XIII. (69) We have now then discussed at sufficient length the nonsense in opposition to truth which is uttered by those who build up falsehood and fables. But we must be well assured that men have from all eternity sprung from other men in constant succession, the man implanting the seed in the woman as in a field, and the woman receiving the seed so as to preserve it, and nature by her unseen operations fashioning everything, and each separate part of the body and of the soul, and giving to the whole race of mankind that which each individual separately is unable to receive, namely, the principle of immortality; for though the individual members are continually perishing, yet the race remains undying as a truly divine work.

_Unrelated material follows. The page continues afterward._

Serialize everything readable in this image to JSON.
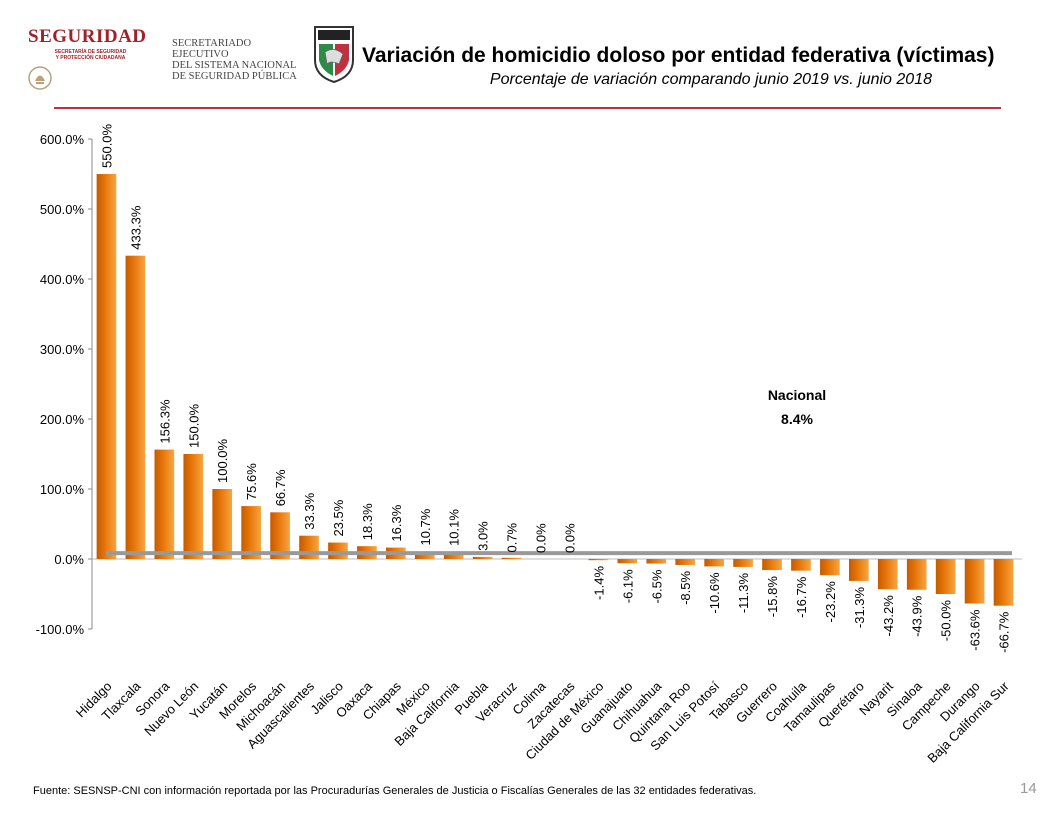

But if man, who is but a small portion of the universe, is eternal, then certainly the world itself must have been uncreated so as to be imperishable.

XIV. (70) But Critolaus, in arguing in support of his opinion, brought forward an argument of this kind, –“That which is the cause to man of his being in health is itself free from disease, and, in like manner, the cause of his keeping awake must itself be sleepless; and if this is the case, that which is the cause of his existing for ever must itself also be everlasting.” Now the cause of man’s existing for ever is the world, since it is so to all other things whatever; therefore the world also is immortal. (71) Nevertheless, this point also is worthy of one consideration: that everything which is born must by all means at the beginning be imperfect, but as time advances he must increase till he arrives at complete perfection, so that if the world was born it was at one time (that I may use the expressions appropriate to the ages of men) a mere infant, and subsequently increasing in periods of years and lapse of time, it at last and with great difficulty arrived at perfection, for of necessity the period at which that which of all things has the longest existence must be late. (72) But if any one fancies that the world has ever really been subjected to such changes as these, it is time that he should learn that he has been under the influence of incurable madness, for it is plain that if that is the case not only will its bodily appearance be increased, but its mind also will receive growth, since they who attribute liability to perish to it conceive it to be a rational creature. (73) Therefore, just like a man, it will be devoid of reason at the commencement of its existence, but endowed with reason at the age when it is in its prime, which it is impious not only to say, but even to think, for how can we imagine the most perfect visible circumference which surrounds us, and which contains within itself so many individual inhabitants, is not always perfect both in soul and body, being exempt from all those evils in which everything which has been born and which is perishable is implicated?